С этим суждением согласились бы все истинные ценители красоты. Когда разразится наконец великий мятеж против лондонского уродства и вопящие орды художников и архитекторов не в силах долее терпеть учинят самосуд и бешено промчатся по столице, круша и поджигая, Уоллинг-форд-стрит (Западный Кенсингтон), уж конечно, не избежит огня. Несомненно, эта улица уже давно намечена для уничтожения. Ибо, обладая кое-какими низменными практическими удобствами — невысокой квартирной платой, близостью к автобусам и метро, — она остается мерзейшей улочкой. Расположенная в одном из тех районов, где Лондон прыщавится красными кирпичными домами, она состоит из двух рядов одноэтажных домов, похожих друг на друга как две капли воды, — каждый за облезлой живой изгородью, каждый с цветными стеклами наиболее гнусной разновидности во входных дверях. И порой можно видеть, как точно посередине, спотыкаясь, прикрывая глаза ладонью, бредут юные впечатлительные импрессионисты из колонии художников в Холланд-парке, и слышно, как они шепчут сквозь стиснутые зубы: «Доколе! Доколе!»

Маленькая служанка открыла дверь и окаменела: посетитель достал монокль и вставил его в глаз.

— Жаркий день, — сказал он любезно, оглядев ее. — Да, сэр.

II

После того как Псмит удалил свою яркую личность с тротуаров Уоллингфорд-стрит, прошло минут двадцать, а затем ее унылость вновь была несколько скрашена. Улицу сковывала летаргия второй половины дня. Иногда из-за угла, погромыхивая, появлялась тележка торговца, и время от времени под сенью вечнозеленых кустов куда-то целенаправленно пробирались кошки. Но без десяти пять по ступенькам номера восемнадцатого взбежала девушка и позвонила.

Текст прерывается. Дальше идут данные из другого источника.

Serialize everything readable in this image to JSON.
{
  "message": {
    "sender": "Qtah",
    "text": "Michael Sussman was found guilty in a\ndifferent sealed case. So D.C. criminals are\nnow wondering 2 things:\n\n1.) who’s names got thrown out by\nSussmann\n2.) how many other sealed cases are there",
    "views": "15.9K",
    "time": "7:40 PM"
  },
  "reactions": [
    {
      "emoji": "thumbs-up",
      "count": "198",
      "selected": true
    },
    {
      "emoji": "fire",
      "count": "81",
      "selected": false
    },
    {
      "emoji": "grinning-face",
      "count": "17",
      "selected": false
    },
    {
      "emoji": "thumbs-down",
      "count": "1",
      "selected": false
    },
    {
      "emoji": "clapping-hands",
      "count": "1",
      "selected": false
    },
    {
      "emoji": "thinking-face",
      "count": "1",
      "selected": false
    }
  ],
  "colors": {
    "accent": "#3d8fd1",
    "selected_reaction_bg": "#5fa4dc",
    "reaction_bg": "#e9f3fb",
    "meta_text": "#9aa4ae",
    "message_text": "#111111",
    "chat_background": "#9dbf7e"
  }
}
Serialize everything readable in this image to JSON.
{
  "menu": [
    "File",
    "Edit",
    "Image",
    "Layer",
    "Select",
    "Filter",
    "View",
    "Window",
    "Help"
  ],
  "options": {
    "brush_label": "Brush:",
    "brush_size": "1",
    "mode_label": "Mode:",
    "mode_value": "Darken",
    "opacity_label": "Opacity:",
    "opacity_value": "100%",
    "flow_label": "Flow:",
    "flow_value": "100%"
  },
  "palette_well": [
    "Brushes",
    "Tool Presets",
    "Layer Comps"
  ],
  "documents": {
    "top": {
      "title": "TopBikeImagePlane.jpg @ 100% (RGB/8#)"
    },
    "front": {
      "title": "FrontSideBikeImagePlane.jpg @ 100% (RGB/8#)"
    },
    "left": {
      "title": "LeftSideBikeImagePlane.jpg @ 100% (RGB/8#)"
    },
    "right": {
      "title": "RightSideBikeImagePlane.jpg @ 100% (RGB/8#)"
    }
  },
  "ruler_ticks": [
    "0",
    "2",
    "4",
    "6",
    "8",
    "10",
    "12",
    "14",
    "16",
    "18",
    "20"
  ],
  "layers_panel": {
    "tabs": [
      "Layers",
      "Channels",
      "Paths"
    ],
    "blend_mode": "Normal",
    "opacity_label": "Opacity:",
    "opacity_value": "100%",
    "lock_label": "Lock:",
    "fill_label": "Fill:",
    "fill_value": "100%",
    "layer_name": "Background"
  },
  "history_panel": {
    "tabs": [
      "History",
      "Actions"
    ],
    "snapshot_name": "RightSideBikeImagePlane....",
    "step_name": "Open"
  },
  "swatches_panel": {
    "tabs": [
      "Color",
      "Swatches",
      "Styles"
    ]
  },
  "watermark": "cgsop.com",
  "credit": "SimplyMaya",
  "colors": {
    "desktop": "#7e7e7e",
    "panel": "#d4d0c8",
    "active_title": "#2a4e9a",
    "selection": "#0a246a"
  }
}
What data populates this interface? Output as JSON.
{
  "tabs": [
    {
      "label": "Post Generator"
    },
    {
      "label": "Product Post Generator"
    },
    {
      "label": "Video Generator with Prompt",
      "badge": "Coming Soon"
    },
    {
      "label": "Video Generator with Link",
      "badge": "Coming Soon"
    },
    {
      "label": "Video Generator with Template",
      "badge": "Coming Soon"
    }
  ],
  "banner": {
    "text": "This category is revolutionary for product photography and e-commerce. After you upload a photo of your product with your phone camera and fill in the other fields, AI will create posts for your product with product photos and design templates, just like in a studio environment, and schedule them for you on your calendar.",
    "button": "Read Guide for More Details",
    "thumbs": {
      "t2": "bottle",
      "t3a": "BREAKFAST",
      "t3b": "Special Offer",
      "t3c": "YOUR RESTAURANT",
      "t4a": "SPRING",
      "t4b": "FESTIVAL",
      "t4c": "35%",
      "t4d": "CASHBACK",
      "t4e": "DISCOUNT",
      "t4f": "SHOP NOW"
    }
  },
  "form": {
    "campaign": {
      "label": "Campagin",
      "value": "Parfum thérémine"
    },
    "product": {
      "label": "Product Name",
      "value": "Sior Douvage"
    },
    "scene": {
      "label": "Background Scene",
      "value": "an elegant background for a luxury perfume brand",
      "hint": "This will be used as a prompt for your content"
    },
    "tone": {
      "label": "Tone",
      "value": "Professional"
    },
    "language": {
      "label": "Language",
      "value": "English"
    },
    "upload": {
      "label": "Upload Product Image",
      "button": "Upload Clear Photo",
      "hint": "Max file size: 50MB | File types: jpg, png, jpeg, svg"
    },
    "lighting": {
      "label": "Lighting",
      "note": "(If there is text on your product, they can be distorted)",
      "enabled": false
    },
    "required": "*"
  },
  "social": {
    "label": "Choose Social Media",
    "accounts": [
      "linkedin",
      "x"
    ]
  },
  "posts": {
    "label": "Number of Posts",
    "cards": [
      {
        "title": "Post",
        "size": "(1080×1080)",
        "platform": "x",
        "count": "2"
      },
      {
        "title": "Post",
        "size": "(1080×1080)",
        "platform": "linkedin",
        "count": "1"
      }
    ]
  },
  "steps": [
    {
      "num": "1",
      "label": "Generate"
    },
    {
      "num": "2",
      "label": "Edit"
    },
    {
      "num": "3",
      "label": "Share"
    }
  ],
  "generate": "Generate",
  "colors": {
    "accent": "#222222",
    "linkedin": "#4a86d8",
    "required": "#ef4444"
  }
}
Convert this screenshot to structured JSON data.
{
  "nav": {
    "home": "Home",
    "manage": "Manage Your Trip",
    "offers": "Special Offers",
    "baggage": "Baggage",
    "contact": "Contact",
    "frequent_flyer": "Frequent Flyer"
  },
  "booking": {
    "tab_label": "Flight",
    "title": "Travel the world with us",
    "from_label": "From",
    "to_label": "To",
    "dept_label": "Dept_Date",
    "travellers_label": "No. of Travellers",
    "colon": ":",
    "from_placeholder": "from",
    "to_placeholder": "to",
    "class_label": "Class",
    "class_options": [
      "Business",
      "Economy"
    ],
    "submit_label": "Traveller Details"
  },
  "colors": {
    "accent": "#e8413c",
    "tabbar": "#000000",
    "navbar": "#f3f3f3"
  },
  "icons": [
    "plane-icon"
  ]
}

Это была девушка среднего роста, стройная, тоненькая, а светлые волосы, радостная улыбка и мальчишеская гибкость фигуры вносили свою лепту в общее впечатление бодрой веселости, которое подкреплялось тем, что, как все девушки в этом сезоне, черпающие идеи своих туалетов в Париже, одета она была в черное.

Снова дверь открыла маленькая служанка.

— Миссис Джексон дома? — спросила девушка. — Она меня ждет. Я мисс Халлидей.

— Да, мисс.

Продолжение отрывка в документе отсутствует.